Der Vorsitzende der AG Evolutionsbiologie des Verbandes Deutscher Biologen, der Kasseler Pflanzenphysiologe Professor Ulrich Kutschera, hat sich in der Zeitschrift Reports (Jg. 26, Nr. 4, S. 31ff.) dafür ausgesprochen, evolutionskritische Bezüge zu „Intelligent Design“ (ID) und „Schöpfung“ in wissenschaftlichen Zeitschriften zu unterbinden (http://www.evolutionsbiologen.de/basic_types06.pdf). Er ruft die Welt der Wissenschaft zu entsprechender Wachsamkeit auf. Besonders erstaunlich: Er beschwert sich darüber, dass Artikel von evolutionskritischen Autoren in den Literaturverzeichnissen genannt werden. So geschehen ist das beispielsweise bei einem Artikel von Georg Menting über schnelle Artbildung bei Buntbarschen, der in der Naturwissenschaftlichen Rundschau veröffentlicht wurde. Darin zitiert Menting das evolutionskritische Lehrbuch von Junker & Scherer. Der verantwortliche Redakteur habe – so Kutschera – mittlerweile versprochen, dass so etwas nicht mehr vorkommen werde.1

Kutschera schildert weitere Beispiele: er moniert Passagen einer Veröffentlichung eines Artikels in der renommierten evolutionsbiologischen Zeitschrift Trends in Ecology and Evolution, dessen Zweitautor Siegfried Scherer war. Außerdem beschwert er sich darüber, dass in der Zeitschrift Flora der von Scherer herausgegebene Sammelband Typen des Lebens positiv rezensiert wurde. In dieser rein biologischen Arbeit werden 14 Grundtypen mit ausschließlich biologisch-taxonomischen Methoden beschrieben. In beiden beanstandeten Publikationen ist von Schöpfung nicht die Rede, sie sind noch nicht einmal evolutionskritisch.

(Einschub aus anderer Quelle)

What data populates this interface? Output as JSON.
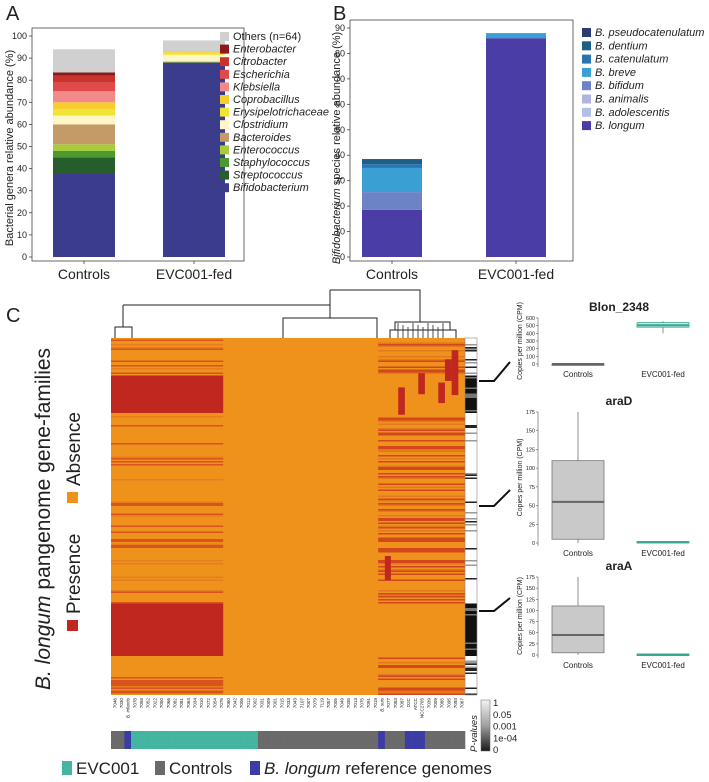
{
  "panelA": {
    "label": "A",
    "chart_data": {
      "type": "stacked-bar",
      "ylabel": "Bacterial genera relative abundance (%)",
      "ylim": [
        0,
        100
      ],
      "yticks": [
        0,
        10,
        20,
        30,
        40,
        50,
        60,
        70,
        80,
        90,
        100
      ],
      "categories": [
        "Controls",
        "EVC001-fed"
      ],
      "series": [
        {
          "name": "Bifidobacterium",
          "color": "#3b3c8c",
          "values": [
            38,
            88
          ]
        },
        {
          "name": "Streptococcus",
          "color": "#255e2a",
          "values": [
            7,
            0
          ]
        },
        {
          "name": "Staphylococcus",
          "color": "#4c9a2f",
          "values": [
            3,
            0
          ]
        },
        {
          "name": "Enterococcus",
          "color": "#a6cc3a",
          "values": [
            3,
            0.5
          ]
        },
        {
          "name": "Bacteroides",
          "color": "#c49a66",
          "values": [
            9,
            0
          ]
        },
        {
          "name": "Clostridium",
          "color": "#fff6c7",
          "values": [
            4,
            3
          ]
        },
        {
          "name": "Erysipelotrichaceae",
          "color": "#f2e335",
          "values": [
            3,
            1
          ]
        },
        {
          "name": "Coprobacillus",
          "color": "#f7cd2a",
          "values": [
            3,
            0.5
          ]
        },
        {
          "name": "Klebsiella",
          "color": "#f28a8a",
          "values": [
            5,
            0
          ]
        },
        {
          "name": "Escherichia",
          "color": "#e14a4a",
          "values": [
            4,
            0
          ]
        },
        {
          "name": "Citrobacter",
          "color": "#c8332e",
          "values": [
            3,
            0
          ]
        },
        {
          "name": "Enterobacter",
          "color": "#8d1a1a",
          "values": [
            1.5,
            0
          ]
        },
        {
          "name": "Others (n=64)",
          "color": "#d0d0d0",
          "values": [
            10.5,
            5
          ]
        }
      ]
    }
  },
  "panelB": {
    "label": "B",
    "chart_data": {
      "type": "stacked-bar",
      "ylabel_italic": "Bifidobacterium",
      "ylabel_rest": " species relative abundance (%)",
      "ylim": [
        0,
        90
      ],
      "yticks": [
        0,
        10,
        20,
        30,
        40,
        50,
        60,
        70,
        80,
        90
      ],
      "categories": [
        "Controls",
        "EVC001-fed"
      ],
      "series": [
        {
          "name": "B. longum",
          "color": "#4a3ea6",
          "values": [
            18.5,
            86
          ]
        },
        {
          "name": "B. adolescentis",
          "color": "#b4bfe4",
          "values": [
            0,
            0
          ]
        },
        {
          "name": "B. animalis",
          "color": "#aeb6df",
          "values": [
            0,
            0
          ]
        },
        {
          "name": "B. bifidum",
          "color": "#6e82c6",
          "values": [
            7,
            0
          ]
        },
        {
          "name": "B. breve",
          "color": "#3aa0d3",
          "values": [
            9.5,
            2
          ]
        },
        {
          "name": "B. catenulatum",
          "color": "#2b73b3",
          "values": [
            1.5,
            0
          ]
        },
        {
          "name": "B. dentium",
          "color": "#1d5f86",
          "values": [
            2,
            0
          ]
        },
        {
          "name": "B. pseudocatenulatum",
          "color": "#2a3c6e",
          "values": [
            0,
            0
          ]
        }
      ]
    }
  },
  "panelC": {
    "label": "C",
    "side_label_italic": "B. longum",
    "side_label_rest": " pangenome gene-families",
    "legend_presence": "Presence",
    "legend_absence": "Absence",
    "presence_color": "#c0281f",
    "absence_color": "#ee921c",
    "sample_labels": [
      "7046",
      "7030",
      "B. infantis",
      "7078",
      "7058",
      "7052",
      "7022",
      "7050",
      "7066",
      "7082",
      "7081",
      "7064",
      "7034",
      "7010",
      "7072",
      "7054",
      "7076",
      "7060",
      "7042",
      "7006",
      "7012",
      "7002",
      "7031",
      "7009",
      "7001",
      "7015",
      "7033",
      "7043",
      "7107",
      "7007",
      "7079",
      "7119",
      "7057",
      "7005",
      "7049",
      "7035",
      "7013",
      "7075",
      "7091",
      "7019",
      "B. suis",
      "7077",
      "7083",
      "7087",
      "D2C",
      "ATCC",
      "NCC2705",
      "7039",
      "7009",
      "7085",
      "7095",
      "7093",
      "7067"
    ],
    "pvalue_legend_title": "P-values",
    "pvalue_ticks": [
      "1",
      "0.05",
      "0.001",
      "1e-04",
      "0"
    ],
    "bottom_legend": {
      "evc001": "EVC001",
      "controls": "Controls",
      "reference_italic": "B. longum",
      "reference_rest": " reference genomes",
      "evc001_color": "#44b5a0",
      "controls_color": "#6a6a6a",
      "reference_color": "#3b3ca6"
    },
    "chart_data": [
      {
        "type": "box",
        "title": "Blon_2348",
        "ylabel": "Copies per million (CPM)",
        "ylim": [
          0,
          600
        ],
        "yticks": [
          0,
          100,
          200,
          300,
          400,
          500,
          600
        ],
        "categories": [
          "Controls",
          "EVC001-fed"
        ],
        "boxes": [
          {
            "group": "Controls",
            "min": 0,
            "q1": 0,
            "median": 0,
            "q3": 0,
            "max": 0,
            "color": "#bdbdbd"
          },
          {
            "group": "EVC001-fed",
            "min": 400,
            "q1": 480,
            "median": 505,
            "q3": 540,
            "max": 560,
            "color": "#b8ece0"
          }
        ]
      },
      {
        "type": "box",
        "title": "araD",
        "ylabel": "Copies per million (CPM)",
        "ylim": [
          0,
          175
        ],
        "yticks": [
          0,
          25,
          50,
          75,
          100,
          125,
          150,
          175
        ],
        "categories": [
          "Controls",
          "EVC001-fed"
        ],
        "boxes": [
          {
            "group": "Controls",
            "min": 0,
            "q1": 5,
            "median": 55,
            "q3": 110,
            "max": 175,
            "color": "#c9c9c9"
          },
          {
            "group": "EVC001-fed",
            "min": 0,
            "q1": 0,
            "median": 1,
            "q3": 2,
            "max": 2,
            "color": "#b8ece0"
          }
        ]
      },
      {
        "type": "box",
        "title": "araA",
        "ylabel": "Copies per million (CPM)",
        "ylim": [
          0,
          175
        ],
        "yticks": [
          0,
          25,
          50,
          75,
          100,
          125,
          150,
          175
        ],
        "categories": [
          "Controls",
          "EVC001-fed"
        ],
        "boxes": [
          {
            "group": "Controls",
            "min": 0,
            "q1": 5,
            "median": 45,
            "q3": 110,
            "max": 175,
            "color": "#c9c9c9"
          },
          {
            "group": "EVC001-fed",
            "min": 0,
            "q1": 0,
            "median": 1,
            "q3": 2,
            "max": 2,
            "color": "#b8ece0"
          }
        ]
      }
    ]
  }
}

Weiter missfällt Kutschera, dass der ID-Anhänger Wolf-Ekkehard Lönnig (immerhin zusammen mit Institutsdirektor Prof. Saedler des MPI Köln) in den weltweit angesehenen Annual Reviews of Genetics publizieren konnte. Nach Protesten einiger Evolutionsbiologen habe sich einer der Herausgeber für die Entscheidung des Herausgeberkollegiums jedoch entschuldigt und versprochen, dass ein solcher Irrtum nicht mehr vorkommen werde.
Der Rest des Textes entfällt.